Discretizing and validating Keyfitz' entropy for any demographic classification

Abstract

Abstract Keyfitz's entropy originally is a shape measure of senescence for continuous‐time models. But a later formula of Keyfitz's entropy for discrete time also exists. de Vries et al. (2023) showed that this discrete‐time formula is not a genuine shape measure of senescence and proposed a new discrete‐time formula for entropy that qualifies as a shape measure. However, these authors obtained their new formula by discretizing an alternative version of Keyfitz' continuous‐time formula and not by following his original derivation, that is not by computing the elasticity of life expectancy to an age‐uniform mortality change.
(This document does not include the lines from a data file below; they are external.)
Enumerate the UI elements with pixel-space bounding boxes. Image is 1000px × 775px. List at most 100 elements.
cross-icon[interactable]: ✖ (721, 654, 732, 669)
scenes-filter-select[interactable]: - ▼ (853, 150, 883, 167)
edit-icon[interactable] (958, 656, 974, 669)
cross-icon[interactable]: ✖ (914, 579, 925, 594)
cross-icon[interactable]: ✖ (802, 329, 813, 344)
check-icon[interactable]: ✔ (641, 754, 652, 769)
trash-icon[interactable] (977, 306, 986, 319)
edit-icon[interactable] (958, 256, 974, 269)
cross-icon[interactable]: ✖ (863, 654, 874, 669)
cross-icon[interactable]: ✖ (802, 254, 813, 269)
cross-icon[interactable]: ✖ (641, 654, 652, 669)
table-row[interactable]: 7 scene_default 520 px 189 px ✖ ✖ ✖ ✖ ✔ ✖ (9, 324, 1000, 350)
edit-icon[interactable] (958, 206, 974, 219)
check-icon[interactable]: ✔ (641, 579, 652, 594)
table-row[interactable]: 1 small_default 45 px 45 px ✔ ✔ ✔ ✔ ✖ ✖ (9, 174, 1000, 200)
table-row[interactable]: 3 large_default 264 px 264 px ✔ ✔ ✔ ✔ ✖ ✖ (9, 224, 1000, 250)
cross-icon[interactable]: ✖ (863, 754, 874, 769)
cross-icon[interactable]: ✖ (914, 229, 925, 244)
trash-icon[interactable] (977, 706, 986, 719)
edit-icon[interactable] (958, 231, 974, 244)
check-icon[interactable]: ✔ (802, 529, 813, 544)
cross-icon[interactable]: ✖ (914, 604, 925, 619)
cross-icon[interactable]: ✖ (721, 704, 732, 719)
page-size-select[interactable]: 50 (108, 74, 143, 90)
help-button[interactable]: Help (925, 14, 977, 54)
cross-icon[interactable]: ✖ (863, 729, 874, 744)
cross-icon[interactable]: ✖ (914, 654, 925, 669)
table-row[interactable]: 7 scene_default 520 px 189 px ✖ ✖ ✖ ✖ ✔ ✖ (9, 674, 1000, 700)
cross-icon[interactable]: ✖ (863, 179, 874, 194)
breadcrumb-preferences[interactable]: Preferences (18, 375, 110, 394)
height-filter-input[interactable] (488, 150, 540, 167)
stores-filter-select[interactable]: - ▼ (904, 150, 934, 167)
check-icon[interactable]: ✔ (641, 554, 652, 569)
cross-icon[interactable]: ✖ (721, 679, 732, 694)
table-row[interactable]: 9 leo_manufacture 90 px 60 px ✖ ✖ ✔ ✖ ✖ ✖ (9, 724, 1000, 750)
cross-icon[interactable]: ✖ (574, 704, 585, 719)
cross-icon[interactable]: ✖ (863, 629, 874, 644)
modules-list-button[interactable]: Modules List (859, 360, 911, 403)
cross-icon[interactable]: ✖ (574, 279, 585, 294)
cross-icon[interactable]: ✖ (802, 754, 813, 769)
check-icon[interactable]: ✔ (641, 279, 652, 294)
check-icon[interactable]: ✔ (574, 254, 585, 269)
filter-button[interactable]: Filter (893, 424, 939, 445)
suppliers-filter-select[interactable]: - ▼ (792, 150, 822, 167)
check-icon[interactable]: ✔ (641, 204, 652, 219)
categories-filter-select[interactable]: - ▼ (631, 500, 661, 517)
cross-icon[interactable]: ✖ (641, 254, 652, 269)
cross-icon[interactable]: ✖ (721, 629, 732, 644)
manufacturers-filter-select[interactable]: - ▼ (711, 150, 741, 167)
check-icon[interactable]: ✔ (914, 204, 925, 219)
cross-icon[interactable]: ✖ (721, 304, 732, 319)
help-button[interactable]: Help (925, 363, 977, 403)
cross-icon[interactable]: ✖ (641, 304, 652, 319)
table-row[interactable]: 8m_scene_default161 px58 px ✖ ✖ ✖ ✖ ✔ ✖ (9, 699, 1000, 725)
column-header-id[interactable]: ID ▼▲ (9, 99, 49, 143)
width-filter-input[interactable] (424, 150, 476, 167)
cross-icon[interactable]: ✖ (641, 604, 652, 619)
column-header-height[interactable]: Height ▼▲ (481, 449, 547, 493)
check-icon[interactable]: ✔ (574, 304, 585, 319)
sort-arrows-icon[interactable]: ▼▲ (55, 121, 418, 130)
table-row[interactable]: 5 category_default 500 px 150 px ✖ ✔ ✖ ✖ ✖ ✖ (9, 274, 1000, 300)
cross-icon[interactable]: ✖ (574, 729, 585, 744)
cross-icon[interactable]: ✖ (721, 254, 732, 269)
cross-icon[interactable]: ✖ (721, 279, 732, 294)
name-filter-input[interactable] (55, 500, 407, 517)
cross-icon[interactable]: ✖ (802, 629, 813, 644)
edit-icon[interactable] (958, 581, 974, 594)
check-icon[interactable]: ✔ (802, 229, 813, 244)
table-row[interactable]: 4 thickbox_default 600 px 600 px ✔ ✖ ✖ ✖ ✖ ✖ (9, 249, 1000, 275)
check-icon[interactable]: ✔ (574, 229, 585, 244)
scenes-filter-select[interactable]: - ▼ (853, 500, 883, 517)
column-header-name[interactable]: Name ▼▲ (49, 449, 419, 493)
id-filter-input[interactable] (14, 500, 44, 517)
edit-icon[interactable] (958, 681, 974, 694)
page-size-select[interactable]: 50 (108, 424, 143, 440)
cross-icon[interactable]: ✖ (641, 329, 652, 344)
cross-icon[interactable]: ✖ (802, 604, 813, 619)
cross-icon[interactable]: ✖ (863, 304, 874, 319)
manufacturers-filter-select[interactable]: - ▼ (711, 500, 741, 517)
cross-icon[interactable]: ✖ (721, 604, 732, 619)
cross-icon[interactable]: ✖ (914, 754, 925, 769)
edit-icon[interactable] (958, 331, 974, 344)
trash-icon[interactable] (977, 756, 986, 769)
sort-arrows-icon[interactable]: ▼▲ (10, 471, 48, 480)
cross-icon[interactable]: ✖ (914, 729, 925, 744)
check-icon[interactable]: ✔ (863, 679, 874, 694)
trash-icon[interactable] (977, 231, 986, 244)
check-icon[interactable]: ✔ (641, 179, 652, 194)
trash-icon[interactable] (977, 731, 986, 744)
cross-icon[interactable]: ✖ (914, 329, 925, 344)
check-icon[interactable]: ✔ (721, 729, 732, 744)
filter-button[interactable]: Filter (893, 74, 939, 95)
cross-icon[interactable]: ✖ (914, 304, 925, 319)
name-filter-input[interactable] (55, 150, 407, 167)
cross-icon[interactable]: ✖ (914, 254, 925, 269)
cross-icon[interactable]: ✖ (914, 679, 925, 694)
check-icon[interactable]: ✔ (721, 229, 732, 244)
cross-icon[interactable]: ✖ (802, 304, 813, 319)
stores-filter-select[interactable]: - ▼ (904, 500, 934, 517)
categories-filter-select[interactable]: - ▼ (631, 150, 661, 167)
Hence, they regarded as a loose end of their work whether discretizing Keyfitz' original derivation would also lead to their new formula. These authors also deemed lack of direct applicability to stage‐classified models a major downside of the new formula they proposed. Here we do two separate things: we discretize Keyfitz' original derivation of entropy and we generalize the new discrete‐time formula for this quantity proposed by de Vries et al. (2023). We show that the discrete‐time formula for entropy that de Vries et al. (2023) propose to supersede, while potentially problematic for studying senescence, is, as Keyfitz' original formula, an elasticity. Generalizing the work of de Vries et al. (2023) leads to a formula for entropy that can be directly applied as a shape measure of senescence to models with any demographic classification. We also prove convergence properties that validate the application of this general formula to models classified by stage. We thus support and generalize the successful approach by de Vries et al. (2023) of obtaining new discrete‐time formulas for Keyfitz' entropy from a shape perspective: merits of shape measures of senescence, which capture the overall age‐pattern of mortality, should be based on their desirable properties and not necessarily on their means of derivation. Moreover, our work gives one more example of how in ecological and evolutionary modelling the passage from continuous to discrete time may be non‐obvious.